Objectif zéro déchet
Rappelez-vous de ce que vous répétait votre prof de tennis : pour gagner, il faut remettre la balle dans le court, éviter les déchets. Une maxime retenue par Kevin et Jonathan qui, dès le départ, tenaient à ce que leur création s’accorde avec leurs valeurs. Cette 15A à imaginer devait être réalisée en circuit court avec des ingrédients belges, préférentiellement bio, et être écoresponsable. Il leur fallait dès lors trouver le brasseur en phase avec cet engagement pour fabriquer la bière dont ils avaient imaginé la recette. Chasse fructueuse : Pierre Lamarche serait leur brasseur. Avec un curseur poussé encore plus loin puisque les résidus de sa brasserie sont collectés pour nourrir des animaux ou réutilisés par des boulangers. Rien ne se perd, tout se transforme.
Côté recette, Kevin et Jonathan pensent, là encore, tennis. Quelle serait la bière idéale, celle que l’on rêverait de boire après un match disputé ou pour célébrer une victoire ? Un profil se dessine : une bière blonde, artisanale, légère, très rafraîchissante, légèrement amère.
Mais la bière parfaite se mérite. Pendant six mois, en 2021, les deux amis testent différentes variantes, jusqu’à trouver l’équilibre parfait. La bière est prête. Encore faut-il trouver des convives pour la boire.
Avancer à son rythme
En quelques semaines, Kevin et Jonathan s’attaquent à l’administratif et à la communication. Ils imaginent un logo, un site Internet, montent la société et protègent leur création. Et se mettent en quête de clients potentiels.
Fidèles à leurs valeurs, ils n’imaginent pas la 15A fleurir sur les étals de la grande distribution. Leurs premiers clients sont les clubs de tennis, cibles naturelles et premiers ambassadeurs de cette bière du tennis. En quelques semaines, la 15A trouve sa place à la buvette d’une vingtaine de clubs de la région de Liège, avec un succès immédiat : un petit club de trois courts en a vendu dix cartons en à peine un mois. La 15A plaît, et ce n’est que le début de l’histoire.
À la faveur d’un partenariat avec l’Association francophone de tennis en province de Liège, la petite société devrait trouver de nouveaux clubs partenaires, clubs comme tournois. Avec comme objectif à moyen terme de devenir la bière officielle du tennis belge. Mais Kevin et Jonathan se gardent bien de brûler les étapes.

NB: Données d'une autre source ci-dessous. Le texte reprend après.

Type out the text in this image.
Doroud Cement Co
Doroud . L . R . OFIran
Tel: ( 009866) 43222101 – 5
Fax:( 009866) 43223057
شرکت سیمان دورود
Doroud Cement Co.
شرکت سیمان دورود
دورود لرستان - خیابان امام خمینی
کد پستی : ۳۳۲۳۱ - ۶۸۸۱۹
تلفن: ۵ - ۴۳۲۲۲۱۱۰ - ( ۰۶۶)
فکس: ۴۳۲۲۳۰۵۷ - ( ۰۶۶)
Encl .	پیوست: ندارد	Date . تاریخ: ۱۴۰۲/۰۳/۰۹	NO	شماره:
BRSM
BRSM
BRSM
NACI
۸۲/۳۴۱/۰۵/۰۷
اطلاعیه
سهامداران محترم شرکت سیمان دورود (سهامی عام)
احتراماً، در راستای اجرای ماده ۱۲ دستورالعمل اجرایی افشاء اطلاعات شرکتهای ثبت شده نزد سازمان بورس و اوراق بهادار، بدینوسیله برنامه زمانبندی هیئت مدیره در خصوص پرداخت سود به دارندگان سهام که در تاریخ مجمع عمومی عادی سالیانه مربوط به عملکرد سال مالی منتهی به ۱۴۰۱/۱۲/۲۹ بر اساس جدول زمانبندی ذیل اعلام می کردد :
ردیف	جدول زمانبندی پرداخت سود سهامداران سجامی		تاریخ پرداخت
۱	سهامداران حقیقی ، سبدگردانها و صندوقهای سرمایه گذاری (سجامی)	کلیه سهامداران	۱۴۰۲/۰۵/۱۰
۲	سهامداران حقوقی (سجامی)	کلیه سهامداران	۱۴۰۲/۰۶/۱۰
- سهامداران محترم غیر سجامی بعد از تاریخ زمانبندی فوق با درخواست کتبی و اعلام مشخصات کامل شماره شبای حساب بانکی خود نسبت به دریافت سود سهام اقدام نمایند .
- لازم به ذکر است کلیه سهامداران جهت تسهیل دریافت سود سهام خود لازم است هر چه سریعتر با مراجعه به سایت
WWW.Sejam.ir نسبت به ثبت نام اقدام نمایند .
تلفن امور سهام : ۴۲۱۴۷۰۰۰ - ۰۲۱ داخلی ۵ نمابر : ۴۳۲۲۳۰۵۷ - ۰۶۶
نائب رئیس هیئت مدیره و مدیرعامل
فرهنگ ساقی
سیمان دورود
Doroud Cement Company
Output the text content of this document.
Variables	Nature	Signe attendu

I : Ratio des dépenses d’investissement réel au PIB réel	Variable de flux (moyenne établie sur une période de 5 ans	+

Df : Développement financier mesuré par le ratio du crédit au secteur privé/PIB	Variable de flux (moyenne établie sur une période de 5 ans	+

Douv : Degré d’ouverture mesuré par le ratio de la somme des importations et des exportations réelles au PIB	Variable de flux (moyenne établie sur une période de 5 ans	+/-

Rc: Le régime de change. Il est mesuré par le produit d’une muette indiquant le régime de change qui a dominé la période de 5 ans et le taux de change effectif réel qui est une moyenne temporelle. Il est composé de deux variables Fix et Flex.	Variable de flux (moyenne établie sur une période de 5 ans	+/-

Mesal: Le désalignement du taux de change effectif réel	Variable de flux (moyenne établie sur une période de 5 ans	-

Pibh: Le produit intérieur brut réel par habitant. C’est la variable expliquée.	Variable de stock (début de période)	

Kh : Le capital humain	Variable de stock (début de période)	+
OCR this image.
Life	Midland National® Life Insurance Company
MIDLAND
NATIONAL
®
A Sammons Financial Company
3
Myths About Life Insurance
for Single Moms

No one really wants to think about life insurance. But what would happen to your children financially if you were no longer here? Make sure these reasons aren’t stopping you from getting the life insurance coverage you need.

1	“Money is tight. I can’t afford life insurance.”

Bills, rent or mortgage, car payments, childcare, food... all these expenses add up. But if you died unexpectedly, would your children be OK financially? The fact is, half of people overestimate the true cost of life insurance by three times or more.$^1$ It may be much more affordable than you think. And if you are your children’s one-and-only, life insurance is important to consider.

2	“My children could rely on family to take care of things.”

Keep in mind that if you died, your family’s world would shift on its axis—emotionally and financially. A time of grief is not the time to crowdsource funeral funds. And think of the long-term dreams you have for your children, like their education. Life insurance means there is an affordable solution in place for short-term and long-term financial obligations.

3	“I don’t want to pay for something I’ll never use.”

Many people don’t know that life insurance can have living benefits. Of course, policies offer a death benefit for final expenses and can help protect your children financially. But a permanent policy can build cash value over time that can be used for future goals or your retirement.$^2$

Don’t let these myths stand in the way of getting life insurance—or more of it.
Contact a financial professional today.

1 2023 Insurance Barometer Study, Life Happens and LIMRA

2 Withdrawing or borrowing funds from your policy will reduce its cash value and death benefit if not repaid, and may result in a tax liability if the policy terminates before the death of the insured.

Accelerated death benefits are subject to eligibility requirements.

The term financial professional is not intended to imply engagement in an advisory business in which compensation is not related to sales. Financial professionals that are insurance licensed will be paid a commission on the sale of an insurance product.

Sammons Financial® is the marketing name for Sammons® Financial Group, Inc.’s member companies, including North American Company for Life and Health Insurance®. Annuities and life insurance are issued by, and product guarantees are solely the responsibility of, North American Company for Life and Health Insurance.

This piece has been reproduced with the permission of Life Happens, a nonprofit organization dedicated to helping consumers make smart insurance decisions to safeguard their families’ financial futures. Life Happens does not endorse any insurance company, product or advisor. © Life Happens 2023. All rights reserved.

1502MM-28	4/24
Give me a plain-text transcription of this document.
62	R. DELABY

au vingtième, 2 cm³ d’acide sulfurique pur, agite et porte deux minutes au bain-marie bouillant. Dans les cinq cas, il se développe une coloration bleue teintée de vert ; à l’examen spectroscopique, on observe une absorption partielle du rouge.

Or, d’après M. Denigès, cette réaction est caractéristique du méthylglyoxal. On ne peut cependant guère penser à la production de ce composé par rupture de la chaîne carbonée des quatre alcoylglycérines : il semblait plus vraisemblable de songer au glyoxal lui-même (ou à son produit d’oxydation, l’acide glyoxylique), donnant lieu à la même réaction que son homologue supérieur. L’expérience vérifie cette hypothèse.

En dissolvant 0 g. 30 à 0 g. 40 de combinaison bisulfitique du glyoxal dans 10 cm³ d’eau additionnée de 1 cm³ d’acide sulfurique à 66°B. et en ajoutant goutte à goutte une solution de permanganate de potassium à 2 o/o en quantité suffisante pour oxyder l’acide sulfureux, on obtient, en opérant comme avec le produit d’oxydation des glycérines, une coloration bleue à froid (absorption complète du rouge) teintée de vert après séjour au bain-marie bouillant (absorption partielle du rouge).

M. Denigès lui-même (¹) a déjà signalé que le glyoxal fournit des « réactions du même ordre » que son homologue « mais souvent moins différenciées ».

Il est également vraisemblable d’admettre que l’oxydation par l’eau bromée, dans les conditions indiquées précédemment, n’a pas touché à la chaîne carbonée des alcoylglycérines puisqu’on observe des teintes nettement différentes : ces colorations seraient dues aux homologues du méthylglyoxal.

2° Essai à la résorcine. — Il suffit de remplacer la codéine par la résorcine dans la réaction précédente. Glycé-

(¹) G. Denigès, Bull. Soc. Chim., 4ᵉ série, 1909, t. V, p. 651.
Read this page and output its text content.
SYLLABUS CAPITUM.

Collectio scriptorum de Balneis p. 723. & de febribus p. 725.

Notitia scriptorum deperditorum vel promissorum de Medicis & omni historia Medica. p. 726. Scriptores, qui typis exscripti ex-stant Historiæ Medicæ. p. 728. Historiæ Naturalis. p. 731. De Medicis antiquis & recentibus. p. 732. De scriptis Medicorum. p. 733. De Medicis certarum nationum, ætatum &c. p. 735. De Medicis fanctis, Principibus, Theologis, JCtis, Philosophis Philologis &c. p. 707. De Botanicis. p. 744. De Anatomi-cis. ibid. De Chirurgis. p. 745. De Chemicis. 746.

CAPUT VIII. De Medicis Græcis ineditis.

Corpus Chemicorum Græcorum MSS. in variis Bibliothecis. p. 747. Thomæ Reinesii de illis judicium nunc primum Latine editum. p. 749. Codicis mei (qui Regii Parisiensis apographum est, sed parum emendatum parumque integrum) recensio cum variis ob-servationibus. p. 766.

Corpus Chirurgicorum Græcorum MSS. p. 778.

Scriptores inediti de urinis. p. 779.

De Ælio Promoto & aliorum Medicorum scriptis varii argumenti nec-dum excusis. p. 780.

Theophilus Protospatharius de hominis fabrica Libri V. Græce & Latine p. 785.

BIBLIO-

Leur jeune structure n’a pas encore les épaules pour assurer une distribution d’envergure même si le marché français est également dans leur viseur. Pour l’heure, l’aventure doit rester un plaisir.
Un plaisir bientôt décliné avec deux nouvelles bouteilles dans les cartons. D’abord la 30A, une bière triple qui ne déplairait pas à Benoît Paire, puis une autre, fruitée, dont le nom reste encore à trouver (vos idées sont les bienvenues). Et dès juillet, la bière du tennis lancera sur son Facebook un concours pour permettre à ses abonnés de remporter une caisse.
À ce qu’on dit, l’été sera chaud. Ne passez pas à côté de l’occasion de vous rafraîchir.